The organizational reality is that Baltimore is locked into Jackson through at least the 2024 season (his contract runs through 2026 with significant guaranteed money). Fans and front office personnel acknowledge privately that finding a replacement caliber quarterback who operates at Jackson's level is nearly impossible. The market doesn't produce quarterbacks like him regularly. The Ravens could trade for or draft a conventional passer and accept a multi-year offensive reset, or they can commit to Jackson's health management and hope his injury problems are behind him.
The practical insight for Ravens fans is this: The team's quarterback situation is not actually about Lamar Jackson's long-term viability as much as it's about whether the organization is willing to fully rebuild the offense if Jackson ever leaves. The Ravens have not drafted a quarterback in the later rounds and developed him as a potential successor. They have not signed a veteran passer to learn the system and wait for opportunity. If Jackson cannot play, the Ravens scramble. If Jackson leaves via trade or free agency, the franchise faces a fundamental reset more severe than most teams experience.

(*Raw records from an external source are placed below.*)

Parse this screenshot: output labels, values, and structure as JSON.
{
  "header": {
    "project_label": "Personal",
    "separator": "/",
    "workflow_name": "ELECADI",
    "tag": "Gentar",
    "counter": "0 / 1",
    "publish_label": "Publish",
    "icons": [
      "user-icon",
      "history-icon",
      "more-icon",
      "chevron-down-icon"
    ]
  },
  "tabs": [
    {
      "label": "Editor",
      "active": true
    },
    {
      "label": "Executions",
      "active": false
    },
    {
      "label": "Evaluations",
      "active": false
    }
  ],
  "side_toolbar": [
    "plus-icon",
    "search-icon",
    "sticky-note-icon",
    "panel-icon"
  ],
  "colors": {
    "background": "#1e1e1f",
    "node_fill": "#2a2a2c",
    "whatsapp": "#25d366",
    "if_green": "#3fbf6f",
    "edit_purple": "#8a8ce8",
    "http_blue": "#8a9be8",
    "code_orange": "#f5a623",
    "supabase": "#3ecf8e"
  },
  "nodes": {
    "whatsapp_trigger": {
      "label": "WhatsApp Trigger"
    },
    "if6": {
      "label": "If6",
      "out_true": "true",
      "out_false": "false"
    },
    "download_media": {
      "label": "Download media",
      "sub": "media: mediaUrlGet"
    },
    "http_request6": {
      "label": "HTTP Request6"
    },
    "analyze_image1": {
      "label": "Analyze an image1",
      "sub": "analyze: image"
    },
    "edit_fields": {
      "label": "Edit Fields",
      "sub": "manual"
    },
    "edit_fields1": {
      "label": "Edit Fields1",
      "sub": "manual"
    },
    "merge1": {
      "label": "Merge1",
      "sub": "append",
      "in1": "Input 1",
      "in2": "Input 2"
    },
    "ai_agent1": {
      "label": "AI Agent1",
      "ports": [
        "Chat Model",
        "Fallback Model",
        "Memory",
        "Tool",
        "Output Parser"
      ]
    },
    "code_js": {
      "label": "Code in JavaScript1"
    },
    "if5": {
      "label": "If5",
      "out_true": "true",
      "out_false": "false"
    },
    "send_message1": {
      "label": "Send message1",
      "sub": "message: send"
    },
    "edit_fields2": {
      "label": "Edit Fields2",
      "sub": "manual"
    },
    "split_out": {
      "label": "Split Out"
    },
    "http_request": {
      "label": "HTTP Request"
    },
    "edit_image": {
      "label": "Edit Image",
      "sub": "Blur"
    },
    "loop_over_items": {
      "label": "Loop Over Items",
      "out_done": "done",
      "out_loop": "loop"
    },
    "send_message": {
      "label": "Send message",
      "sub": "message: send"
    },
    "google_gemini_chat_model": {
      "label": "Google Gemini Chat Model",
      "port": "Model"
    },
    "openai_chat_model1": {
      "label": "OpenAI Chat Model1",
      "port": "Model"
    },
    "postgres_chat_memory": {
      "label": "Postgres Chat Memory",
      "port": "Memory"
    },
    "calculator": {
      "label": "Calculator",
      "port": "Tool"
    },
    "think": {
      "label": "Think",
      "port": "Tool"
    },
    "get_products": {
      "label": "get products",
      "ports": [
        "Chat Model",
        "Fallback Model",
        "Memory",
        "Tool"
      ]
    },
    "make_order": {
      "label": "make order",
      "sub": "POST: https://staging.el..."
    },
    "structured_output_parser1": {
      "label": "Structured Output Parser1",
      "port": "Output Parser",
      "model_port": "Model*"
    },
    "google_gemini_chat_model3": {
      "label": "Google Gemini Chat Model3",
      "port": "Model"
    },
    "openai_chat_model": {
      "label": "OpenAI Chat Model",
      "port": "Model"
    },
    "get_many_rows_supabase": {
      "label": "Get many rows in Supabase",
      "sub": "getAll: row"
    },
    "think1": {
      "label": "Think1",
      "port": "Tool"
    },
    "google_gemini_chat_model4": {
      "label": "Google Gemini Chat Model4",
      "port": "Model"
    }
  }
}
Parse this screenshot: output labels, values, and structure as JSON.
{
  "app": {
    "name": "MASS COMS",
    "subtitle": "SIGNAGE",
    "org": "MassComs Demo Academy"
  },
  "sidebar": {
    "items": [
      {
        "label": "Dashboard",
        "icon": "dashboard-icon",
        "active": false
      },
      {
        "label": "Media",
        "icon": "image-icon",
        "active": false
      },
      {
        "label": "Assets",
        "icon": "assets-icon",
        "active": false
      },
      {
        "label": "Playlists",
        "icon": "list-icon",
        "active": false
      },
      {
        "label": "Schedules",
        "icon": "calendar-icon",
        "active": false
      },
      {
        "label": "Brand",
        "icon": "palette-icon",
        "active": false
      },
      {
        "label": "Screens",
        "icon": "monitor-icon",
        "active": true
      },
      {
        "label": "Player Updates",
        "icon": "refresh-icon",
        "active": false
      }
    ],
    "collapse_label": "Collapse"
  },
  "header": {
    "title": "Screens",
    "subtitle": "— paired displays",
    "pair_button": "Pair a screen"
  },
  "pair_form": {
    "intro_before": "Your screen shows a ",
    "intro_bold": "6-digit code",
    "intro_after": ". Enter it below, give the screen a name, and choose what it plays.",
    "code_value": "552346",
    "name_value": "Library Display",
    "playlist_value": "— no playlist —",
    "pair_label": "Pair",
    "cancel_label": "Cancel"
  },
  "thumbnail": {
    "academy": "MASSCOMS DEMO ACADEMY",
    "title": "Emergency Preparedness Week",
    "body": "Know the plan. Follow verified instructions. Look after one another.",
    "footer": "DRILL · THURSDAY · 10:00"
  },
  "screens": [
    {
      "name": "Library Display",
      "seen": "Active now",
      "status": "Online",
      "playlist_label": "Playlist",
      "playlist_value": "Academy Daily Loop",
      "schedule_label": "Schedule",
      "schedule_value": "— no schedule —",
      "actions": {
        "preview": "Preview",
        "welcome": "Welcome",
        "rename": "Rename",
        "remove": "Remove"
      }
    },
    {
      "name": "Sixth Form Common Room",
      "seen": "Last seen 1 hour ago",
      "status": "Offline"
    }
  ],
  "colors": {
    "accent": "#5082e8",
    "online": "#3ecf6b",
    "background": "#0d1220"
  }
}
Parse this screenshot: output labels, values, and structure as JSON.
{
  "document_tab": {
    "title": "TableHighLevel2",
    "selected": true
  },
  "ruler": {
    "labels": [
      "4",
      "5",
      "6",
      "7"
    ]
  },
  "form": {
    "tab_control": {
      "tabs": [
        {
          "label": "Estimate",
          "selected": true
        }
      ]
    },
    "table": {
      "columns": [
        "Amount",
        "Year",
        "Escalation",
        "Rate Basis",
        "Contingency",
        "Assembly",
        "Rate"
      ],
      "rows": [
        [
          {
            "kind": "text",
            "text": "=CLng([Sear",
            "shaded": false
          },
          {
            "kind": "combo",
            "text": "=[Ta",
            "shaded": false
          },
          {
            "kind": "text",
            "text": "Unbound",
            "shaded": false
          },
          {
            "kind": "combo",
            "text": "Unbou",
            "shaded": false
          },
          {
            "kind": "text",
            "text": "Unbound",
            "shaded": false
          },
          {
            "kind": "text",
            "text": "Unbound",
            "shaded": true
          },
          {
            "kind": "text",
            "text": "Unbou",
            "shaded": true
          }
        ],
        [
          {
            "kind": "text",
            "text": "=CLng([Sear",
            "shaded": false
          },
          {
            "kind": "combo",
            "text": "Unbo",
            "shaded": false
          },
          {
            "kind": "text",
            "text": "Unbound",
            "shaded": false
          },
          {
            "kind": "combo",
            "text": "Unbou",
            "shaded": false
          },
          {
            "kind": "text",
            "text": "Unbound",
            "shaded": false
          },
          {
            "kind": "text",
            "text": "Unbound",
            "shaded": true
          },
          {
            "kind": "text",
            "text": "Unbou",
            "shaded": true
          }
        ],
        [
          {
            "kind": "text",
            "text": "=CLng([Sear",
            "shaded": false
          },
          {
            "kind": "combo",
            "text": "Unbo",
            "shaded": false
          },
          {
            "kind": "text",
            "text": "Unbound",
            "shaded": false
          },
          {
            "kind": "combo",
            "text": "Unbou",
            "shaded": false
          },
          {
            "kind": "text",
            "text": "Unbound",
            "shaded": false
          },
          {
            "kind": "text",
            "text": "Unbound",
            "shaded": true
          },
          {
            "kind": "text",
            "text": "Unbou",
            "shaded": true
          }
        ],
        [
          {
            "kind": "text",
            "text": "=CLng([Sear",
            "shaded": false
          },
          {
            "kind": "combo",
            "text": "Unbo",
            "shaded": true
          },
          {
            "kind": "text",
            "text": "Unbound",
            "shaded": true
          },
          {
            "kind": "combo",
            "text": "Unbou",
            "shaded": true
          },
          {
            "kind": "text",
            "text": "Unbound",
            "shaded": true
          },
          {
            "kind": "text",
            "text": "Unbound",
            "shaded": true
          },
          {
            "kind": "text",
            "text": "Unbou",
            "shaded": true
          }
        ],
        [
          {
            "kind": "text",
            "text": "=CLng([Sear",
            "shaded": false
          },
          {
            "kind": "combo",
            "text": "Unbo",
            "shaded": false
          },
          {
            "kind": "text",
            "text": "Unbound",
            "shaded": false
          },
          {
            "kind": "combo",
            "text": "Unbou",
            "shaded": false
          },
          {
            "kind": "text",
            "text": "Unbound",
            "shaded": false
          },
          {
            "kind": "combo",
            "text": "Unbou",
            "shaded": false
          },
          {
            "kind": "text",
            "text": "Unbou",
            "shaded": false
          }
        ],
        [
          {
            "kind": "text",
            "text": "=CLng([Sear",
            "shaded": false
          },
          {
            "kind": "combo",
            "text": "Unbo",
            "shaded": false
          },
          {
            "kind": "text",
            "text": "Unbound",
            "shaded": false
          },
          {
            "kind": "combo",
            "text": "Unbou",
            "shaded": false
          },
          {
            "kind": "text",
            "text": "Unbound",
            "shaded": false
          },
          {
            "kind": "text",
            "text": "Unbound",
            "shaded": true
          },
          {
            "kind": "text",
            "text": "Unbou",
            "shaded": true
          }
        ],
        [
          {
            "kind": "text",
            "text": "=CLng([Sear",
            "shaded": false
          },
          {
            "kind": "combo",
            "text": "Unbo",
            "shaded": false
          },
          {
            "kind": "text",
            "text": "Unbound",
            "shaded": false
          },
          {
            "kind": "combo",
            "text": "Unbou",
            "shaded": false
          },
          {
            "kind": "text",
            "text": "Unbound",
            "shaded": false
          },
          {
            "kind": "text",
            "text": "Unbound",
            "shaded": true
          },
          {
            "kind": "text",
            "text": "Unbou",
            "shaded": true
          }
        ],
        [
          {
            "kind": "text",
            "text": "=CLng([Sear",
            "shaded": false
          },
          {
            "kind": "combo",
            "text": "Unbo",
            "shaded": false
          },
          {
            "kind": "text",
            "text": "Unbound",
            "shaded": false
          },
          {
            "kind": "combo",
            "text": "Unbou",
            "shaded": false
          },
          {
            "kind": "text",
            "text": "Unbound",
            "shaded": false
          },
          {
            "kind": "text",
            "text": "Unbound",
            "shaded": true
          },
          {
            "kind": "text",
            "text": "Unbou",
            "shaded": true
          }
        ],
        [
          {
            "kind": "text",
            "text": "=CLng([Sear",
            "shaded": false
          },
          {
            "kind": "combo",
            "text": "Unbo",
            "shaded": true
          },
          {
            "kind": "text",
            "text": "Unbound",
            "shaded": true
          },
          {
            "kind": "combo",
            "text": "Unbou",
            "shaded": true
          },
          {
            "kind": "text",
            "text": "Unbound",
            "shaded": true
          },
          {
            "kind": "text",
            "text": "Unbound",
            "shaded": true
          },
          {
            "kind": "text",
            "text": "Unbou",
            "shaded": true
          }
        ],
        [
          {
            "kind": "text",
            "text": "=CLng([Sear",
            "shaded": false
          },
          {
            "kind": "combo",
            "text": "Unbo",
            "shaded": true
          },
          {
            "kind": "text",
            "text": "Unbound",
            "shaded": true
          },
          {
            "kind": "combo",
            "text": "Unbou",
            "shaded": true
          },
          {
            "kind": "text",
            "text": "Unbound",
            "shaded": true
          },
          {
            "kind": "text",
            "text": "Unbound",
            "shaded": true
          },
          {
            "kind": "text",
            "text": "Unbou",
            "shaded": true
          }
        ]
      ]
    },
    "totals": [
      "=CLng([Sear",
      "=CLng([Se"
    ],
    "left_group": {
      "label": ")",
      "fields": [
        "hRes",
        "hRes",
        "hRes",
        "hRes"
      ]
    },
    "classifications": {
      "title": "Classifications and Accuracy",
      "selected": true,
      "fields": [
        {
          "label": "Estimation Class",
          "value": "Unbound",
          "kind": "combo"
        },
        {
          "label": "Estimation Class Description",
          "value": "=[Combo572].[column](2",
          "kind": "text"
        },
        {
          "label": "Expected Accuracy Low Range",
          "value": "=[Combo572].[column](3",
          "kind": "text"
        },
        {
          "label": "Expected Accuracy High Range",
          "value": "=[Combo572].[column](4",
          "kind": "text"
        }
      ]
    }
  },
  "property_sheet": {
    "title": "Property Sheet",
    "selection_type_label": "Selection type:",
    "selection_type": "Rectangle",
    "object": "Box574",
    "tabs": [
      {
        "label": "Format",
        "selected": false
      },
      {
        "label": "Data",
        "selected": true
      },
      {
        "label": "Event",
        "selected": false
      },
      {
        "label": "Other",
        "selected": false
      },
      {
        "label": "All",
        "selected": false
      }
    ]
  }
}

Understanding Baltimore's quarterback position requires recognizing that the city's football team made an unusual bet in 2018. Rather than chase conventional quarterback excellence, the Ravens identified a once-in-a-generation talent and warped their entire system around him. That approach has delivered an MVP award, consistent playoff appearances, and moments of genuine football innovation. It has also created fragility in backup situations and eliminated the organization's flexibility in long-term quarterback planning. For a city whose previous Super Bowl championship was built on defense and running, it's a reversal of philosophy. Whether that reversal was worth the tradeoff depends on what Jackson accomplishes in the years his body permits him to play.